Cinco días después, la noche de un jueves, cuando cerraba con llave la puerta del despacho y encendía la luz del rellano, me encontré a Patrik sentado en la escalera. Le dije que pasara, pero él negó con la cabeza. Tenía los ojos vidriosos y un cigarrillo sin encender entre los dedos. Volví a entrar en el despacho, cogí un cenicero y le di fuego. Luego me senté a su lado.

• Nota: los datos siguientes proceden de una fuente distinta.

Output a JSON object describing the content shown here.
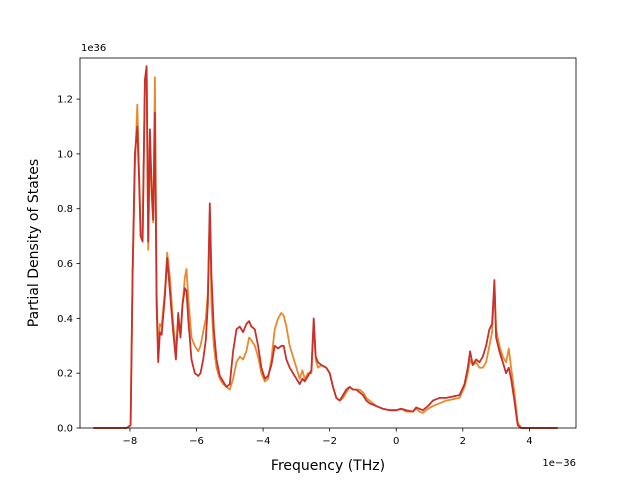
{
  "chart_data": {
    "type": "line",
    "title": "",
    "xlabel": "Frequency (THz)",
    "ylabel": "Partial Density of States",
    "x_offset_text": "1e−36",
    "y_offset_text": "1e36",
    "xlim": [
      -9.5,
      5.4
    ],
    "ylim": [
      0,
      1.35
    ],
    "x_ticks": [
      -8,
      -6,
      -4,
      -2,
      0,
      2,
      4
    ],
    "x_tick_labels": [
      "−8",
      "−6",
      "−4",
      "−2",
      "0",
      "2",
      "4"
    ],
    "y_ticks": [
      0.0,
      0.2,
      0.4,
      0.6,
      0.8,
      1.0,
      1.2
    ],
    "y_tick_labels": [
      "0.0",
      "0.2",
      "0.4",
      "0.6",
      "0.8",
      "1.0",
      "1.2"
    ],
    "grid": false,
    "legend": false,
    "series": [
      {
        "color": "#e8892c",
        "points": [
          [
            -9.1,
            0
          ],
          [
            -8.1,
            0
          ],
          [
            -7.98,
            0.01
          ],
          [
            -7.92,
            0.55
          ],
          [
            -7.85,
            0.95
          ],
          [
            -7.78,
            1.18
          ],
          [
            -7.72,
            0.9
          ],
          [
            -7.68,
            0.72
          ],
          [
            -7.62,
            0.7
          ],
          [
            -7.55,
            1.25
          ],
          [
            -7.5,
            1.31
          ],
          [
            -7.45,
            0.65
          ],
          [
            -7.4,
            1.05
          ],
          [
            -7.35,
            0.85
          ],
          [
            -7.3,
            0.75
          ],
          [
            -7.25,
            1.28
          ],
          [
            -7.2,
            0.5
          ],
          [
            -7.15,
            0.28
          ],
          [
            -7.1,
            0.38
          ],
          [
            -7.05,
            0.37
          ],
          [
            -6.95,
            0.5
          ],
          [
            -6.88,
            0.64
          ],
          [
            -6.8,
            0.55
          ],
          [
            -6.7,
            0.38
          ],
          [
            -6.62,
            0.28
          ],
          [
            -6.55,
            0.38
          ],
          [
            -6.48,
            0.34
          ],
          [
            -6.42,
            0.45
          ],
          [
            -6.35,
            0.55
          ],
          [
            -6.3,
            0.58
          ],
          [
            -6.25,
            0.48
          ],
          [
            -6.15,
            0.33
          ],
          [
            -6.05,
            0.3
          ],
          [
            -5.95,
            0.28
          ],
          [
            -5.88,
            0.3
          ],
          [
            -5.8,
            0.35
          ],
          [
            -5.72,
            0.4
          ],
          [
            -5.66,
            0.49
          ],
          [
            -5.6,
            0.78
          ],
          [
            -5.55,
            0.45
          ],
          [
            -5.48,
            0.3
          ],
          [
            -5.4,
            0.22
          ],
          [
            -5.3,
            0.18
          ],
          [
            -5.2,
            0.16
          ],
          [
            -5.1,
            0.15
          ],
          [
            -5.0,
            0.14
          ],
          [
            -4.9,
            0.18
          ],
          [
            -4.8,
            0.24
          ],
          [
            -4.7,
            0.26
          ],
          [
            -4.6,
            0.25
          ],
          [
            -4.5,
            0.28
          ],
          [
            -4.42,
            0.33
          ],
          [
            -4.35,
            0.32
          ],
          [
            -4.25,
            0.3
          ],
          [
            -4.15,
            0.26
          ],
          [
            -4.05,
            0.2
          ],
          [
            -3.95,
            0.17
          ],
          [
            -3.85,
            0.18
          ],
          [
            -3.75,
            0.25
          ],
          [
            -3.65,
            0.36
          ],
          [
            -3.55,
            0.4
          ],
          [
            -3.45,
            0.42
          ],
          [
            -3.38,
            0.41
          ],
          [
            -3.3,
            0.37
          ],
          [
            -3.2,
            0.3
          ],
          [
            -3.1,
            0.26
          ],
          [
            -3.0,
            0.22
          ],
          [
            -2.9,
            0.18
          ],
          [
            -2.82,
            0.21
          ],
          [
            -2.75,
            0.18
          ],
          [
            -2.65,
            0.2
          ],
          [
            -2.55,
            0.2
          ],
          [
            -2.48,
            0.38
          ],
          [
            -2.42,
            0.25
          ],
          [
            -2.35,
            0.22
          ],
          [
            -2.25,
            0.23
          ],
          [
            -2.1,
            0.22
          ],
          [
            -2.0,
            0.2
          ],
          [
            -1.9,
            0.15
          ],
          [
            -1.8,
            0.11
          ],
          [
            -1.7,
            0.1
          ],
          [
            -1.6,
            0.11
          ],
          [
            -1.5,
            0.13
          ],
          [
            -1.4,
            0.15
          ],
          [
            -1.3,
            0.14
          ],
          [
            -1.2,
            0.14
          ],
          [
            -1.1,
            0.14
          ],
          [
            -1.0,
            0.13
          ],
          [
            -0.9,
            0.11
          ],
          [
            -0.8,
            0.1
          ],
          [
            -0.6,
            0.08
          ],
          [
            -0.4,
            0.07
          ],
          [
            -0.2,
            0.065
          ],
          [
            0.0,
            0.065
          ],
          [
            0.15,
            0.07
          ],
          [
            0.3,
            0.06
          ],
          [
            0.5,
            0.06
          ],
          [
            0.6,
            0.07
          ],
          [
            0.7,
            0.06
          ],
          [
            0.8,
            0.055
          ],
          [
            0.95,
            0.07
          ],
          [
            1.1,
            0.08
          ],
          [
            1.3,
            0.09
          ],
          [
            1.5,
            0.1
          ],
          [
            1.7,
            0.105
          ],
          [
            1.9,
            0.11
          ],
          [
            2.05,
            0.15
          ],
          [
            2.15,
            0.2
          ],
          [
            2.22,
            0.25
          ],
          [
            2.3,
            0.23
          ],
          [
            2.4,
            0.24
          ],
          [
            2.5,
            0.22
          ],
          [
            2.6,
            0.22
          ],
          [
            2.7,
            0.24
          ],
          [
            2.8,
            0.3
          ],
          [
            2.88,
            0.35
          ],
          [
            2.95,
            0.52
          ],
          [
            3.0,
            0.36
          ],
          [
            3.1,
            0.3
          ],
          [
            3.2,
            0.26
          ],
          [
            3.3,
            0.24
          ],
          [
            3.38,
            0.29
          ],
          [
            3.45,
            0.22
          ],
          [
            3.55,
            0.13
          ],
          [
            3.65,
            0.02
          ],
          [
            3.75,
            0.0
          ],
          [
            4.85,
            0.0
          ]
        ]
      },
      {
        "color": "#c8302c",
        "points": [
          [
            -9.1,
            0
          ],
          [
            -8.1,
            0
          ],
          [
            -7.98,
            0.01
          ],
          [
            -7.92,
            0.57
          ],
          [
            -7.85,
            1.0
          ],
          [
            -7.78,
            1.1
          ],
          [
            -7.72,
            0.88
          ],
          [
            -7.68,
            0.7
          ],
          [
            -7.62,
            0.68
          ],
          [
            -7.55,
            1.27
          ],
          [
            -7.5,
            1.32
          ],
          [
            -7.45,
            0.68
          ],
          [
            -7.4,
            1.09
          ],
          [
            -7.35,
            0.88
          ],
          [
            -7.3,
            0.76
          ],
          [
            -7.25,
            1.15
          ],
          [
            -7.2,
            0.45
          ],
          [
            -7.15,
            0.24
          ],
          [
            -7.1,
            0.35
          ],
          [
            -7.05,
            0.34
          ],
          [
            -6.95,
            0.48
          ],
          [
            -6.88,
            0.62
          ],
          [
            -6.8,
            0.5
          ],
          [
            -6.7,
            0.35
          ],
          [
            -6.62,
            0.25
          ],
          [
            -6.55,
            0.42
          ],
          [
            -6.48,
            0.33
          ],
          [
            -6.42,
            0.45
          ],
          [
            -6.35,
            0.51
          ],
          [
            -6.3,
            0.5
          ],
          [
            -6.25,
            0.4
          ],
          [
            -6.15,
            0.25
          ],
          [
            -6.05,
            0.2
          ],
          [
            -5.95,
            0.19
          ],
          [
            -5.88,
            0.2
          ],
          [
            -5.8,
            0.25
          ],
          [
            -5.72,
            0.32
          ],
          [
            -5.66,
            0.45
          ],
          [
            -5.6,
            0.82
          ],
          [
            -5.55,
            0.55
          ],
          [
            -5.48,
            0.36
          ],
          [
            -5.4,
            0.25
          ],
          [
            -5.3,
            0.19
          ],
          [
            -5.2,
            0.17
          ],
          [
            -5.1,
            0.15
          ],
          [
            -5.0,
            0.16
          ],
          [
            -4.9,
            0.28
          ],
          [
            -4.8,
            0.36
          ],
          [
            -4.7,
            0.37
          ],
          [
            -4.6,
            0.35
          ],
          [
            -4.5,
            0.38
          ],
          [
            -4.42,
            0.39
          ],
          [
            -4.35,
            0.37
          ],
          [
            -4.25,
            0.36
          ],
          [
            -4.15,
            0.3
          ],
          [
            -4.05,
            0.22
          ],
          [
            -3.95,
            0.18
          ],
          [
            -3.85,
            0.19
          ],
          [
            -3.75,
            0.23
          ],
          [
            -3.65,
            0.3
          ],
          [
            -3.55,
            0.29
          ],
          [
            -3.45,
            0.3
          ],
          [
            -3.38,
            0.3
          ],
          [
            -3.3,
            0.25
          ],
          [
            -3.2,
            0.22
          ],
          [
            -3.1,
            0.2
          ],
          [
            -3.0,
            0.18
          ],
          [
            -2.9,
            0.16
          ],
          [
            -2.82,
            0.18
          ],
          [
            -2.75,
            0.17
          ],
          [
            -2.65,
            0.19
          ],
          [
            -2.55,
            0.21
          ],
          [
            -2.48,
            0.4
          ],
          [
            -2.42,
            0.26
          ],
          [
            -2.35,
            0.24
          ],
          [
            -2.25,
            0.23
          ],
          [
            -2.1,
            0.22
          ],
          [
            -2.0,
            0.2
          ],
          [
            -1.9,
            0.15
          ],
          [
            -1.8,
            0.11
          ],
          [
            -1.7,
            0.1
          ],
          [
            -1.6,
            0.12
          ],
          [
            -1.5,
            0.14
          ],
          [
            -1.4,
            0.15
          ],
          [
            -1.3,
            0.14
          ],
          [
            -1.2,
            0.14
          ],
          [
            -1.1,
            0.13
          ],
          [
            -1.0,
            0.12
          ],
          [
            -0.9,
            0.1
          ],
          [
            -0.8,
            0.09
          ],
          [
            -0.6,
            0.08
          ],
          [
            -0.4,
            0.07
          ],
          [
            -0.2,
            0.065
          ],
          [
            0.0,
            0.065
          ],
          [
            0.15,
            0.07
          ],
          [
            0.3,
            0.065
          ],
          [
            0.5,
            0.06
          ],
          [
            0.6,
            0.075
          ],
          [
            0.7,
            0.07
          ],
          [
            0.8,
            0.065
          ],
          [
            0.95,
            0.08
          ],
          [
            1.1,
            0.1
          ],
          [
            1.3,
            0.11
          ],
          [
            1.5,
            0.11
          ],
          [
            1.7,
            0.115
          ],
          [
            1.9,
            0.12
          ],
          [
            2.05,
            0.16
          ],
          [
            2.15,
            0.22
          ],
          [
            2.22,
            0.28
          ],
          [
            2.3,
            0.23
          ],
          [
            2.4,
            0.25
          ],
          [
            2.5,
            0.24
          ],
          [
            2.6,
            0.26
          ],
          [
            2.7,
            0.3
          ],
          [
            2.8,
            0.36
          ],
          [
            2.88,
            0.38
          ],
          [
            2.95,
            0.54
          ],
          [
            3.0,
            0.33
          ],
          [
            3.1,
            0.28
          ],
          [
            3.2,
            0.24
          ],
          [
            3.3,
            0.2
          ],
          [
            3.38,
            0.22
          ],
          [
            3.45,
            0.18
          ],
          [
            3.55,
            0.1
          ],
          [
            3.65,
            0.01
          ],
          [
            3.75,
            0.0
          ],
          [
            4.85,
            0.0
          ]
        ]
      }
    ]
  }
}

El temporizador de la luz hizo clic; nos quedamos a oscuras, fumando.
—Patrik, ¿en qué puedo ayudarte? —le pregunté cuando hubo transcurrido un rato.
—Es difícil —dijo.
—Siempre es difícil —asentí, y esperé.
—Nunca se lo he contado a nadie.
—Tómate tu tiempo, aquí se está a gusto.
Hacía frío y estábamos incómodos.
—Quiero a Nicole como nunca he querido a nadie. No tengo noticias de ella, lo he intentado todo. Incluso le escribí una carta, pero no me ha contestado. Tiene el móvil apagado. Su mejor amiga me colgó cuando la llamé.
—Esas cosas pasan.
—¿Qué tengo que hacer?
—La causa penal no es un problema irresoluble. No irás a la cárcel. He leído las diligencias y…
—¿Qué?
—Con toda franqueza: tu versión no se sostiene. No fue un accidente.
Patrik titubeó. Encendió otro cigarrillo.
—Sí, es verdad. En realidad no fue un accidente. No sé si puedo decirle qué fue en realidad.
—Los abogados tenemos el deber de mantener el secreto profesional —dije—. Todo lo que me digas quedará entre nosotros. Sólo tú decides si puedo contarlo y a quién. Tampoco tus padres sabrán nada de esta conversación.